Today, Karipbek is fifty-five, and he continues to treasure the image of the dove he drew so long ago. In 2021, standing before a vast canvas, a space meant to be adorned with a doodle of your choosing, he chose to draw a dove. “I believe that this is the common ground we share, this is what we need and what’s relevant,” says Karipbek. This was his contribution to the World Painting, an art project rooted in Kazakhstan, where each picture was drawn by one of the two thousand people, everyone who took the brush to its mosaic of world culture. Soon, shared Karipbek, that dove imagery will decorate collector coins issued by the National Bank of Kazakhstan.

The World Painting (Adelina Kulyashkina for QazMonitor)
The World Painting (Adelina Kulyashkina for QazMonitor)
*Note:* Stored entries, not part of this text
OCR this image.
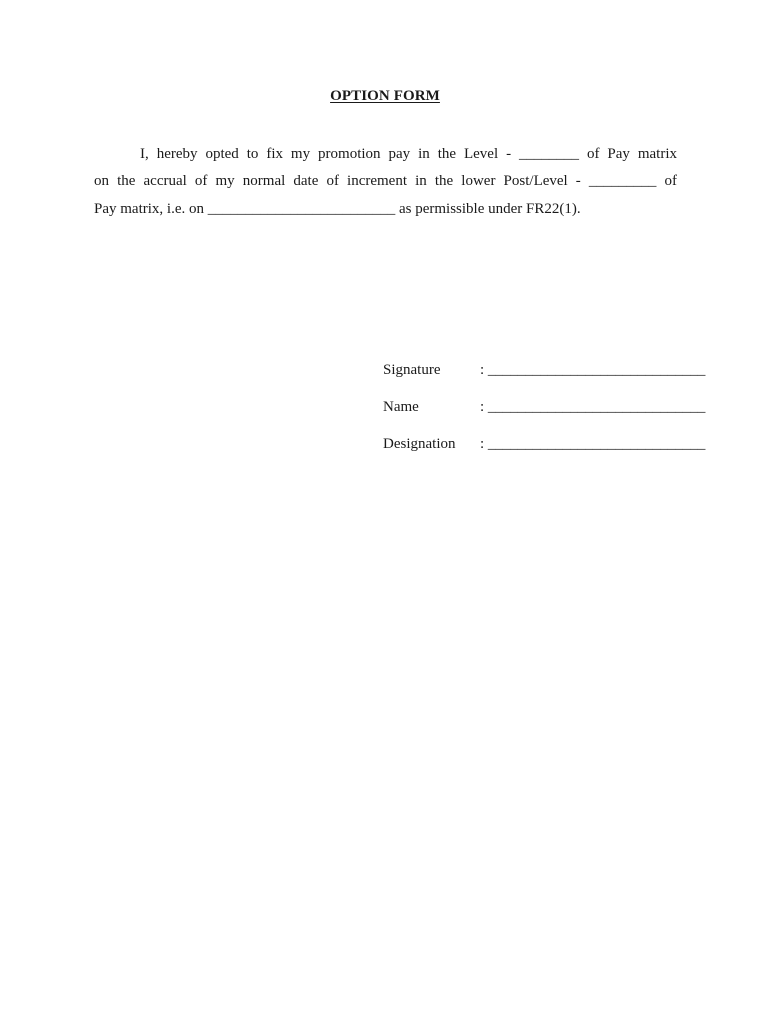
OPTION FORM
I, hereby opted to fix my promotion pay in the Level - ________ of Pay matrix
on the accrual of my normal date of increment in the lower Post/Level - _________ of
Pay matrix, i.e. on _________________________ as permissible under FR22(1).

Signature	: _____________________________

Name	: _____________________________

Designation : _____________________________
“I consider myself fortunate to have had the opportunity to speak at the world's foremost podium, the UN General Assembly, where I addressed the heads of states that have not yet signed the Nuclear Test Ban Treaty,” says Karipbek. On the day of his speech, September 8, 2018, eight countries had not ratified or signed the agreement, but now that list grew by one more, as the authorities in Russia joined those in the US, China, Egypt, Iran, Israel, India, North Korea, and Pakistan. The connection all around falters, once again presenting the question, 'What will I do about it?’ Karipbek Kuyukov made up his mind a long time ago — his dove flies off old TV tapes somewhere in Japan, a painting that travels to art venues, and will appear on coins passed from person to person.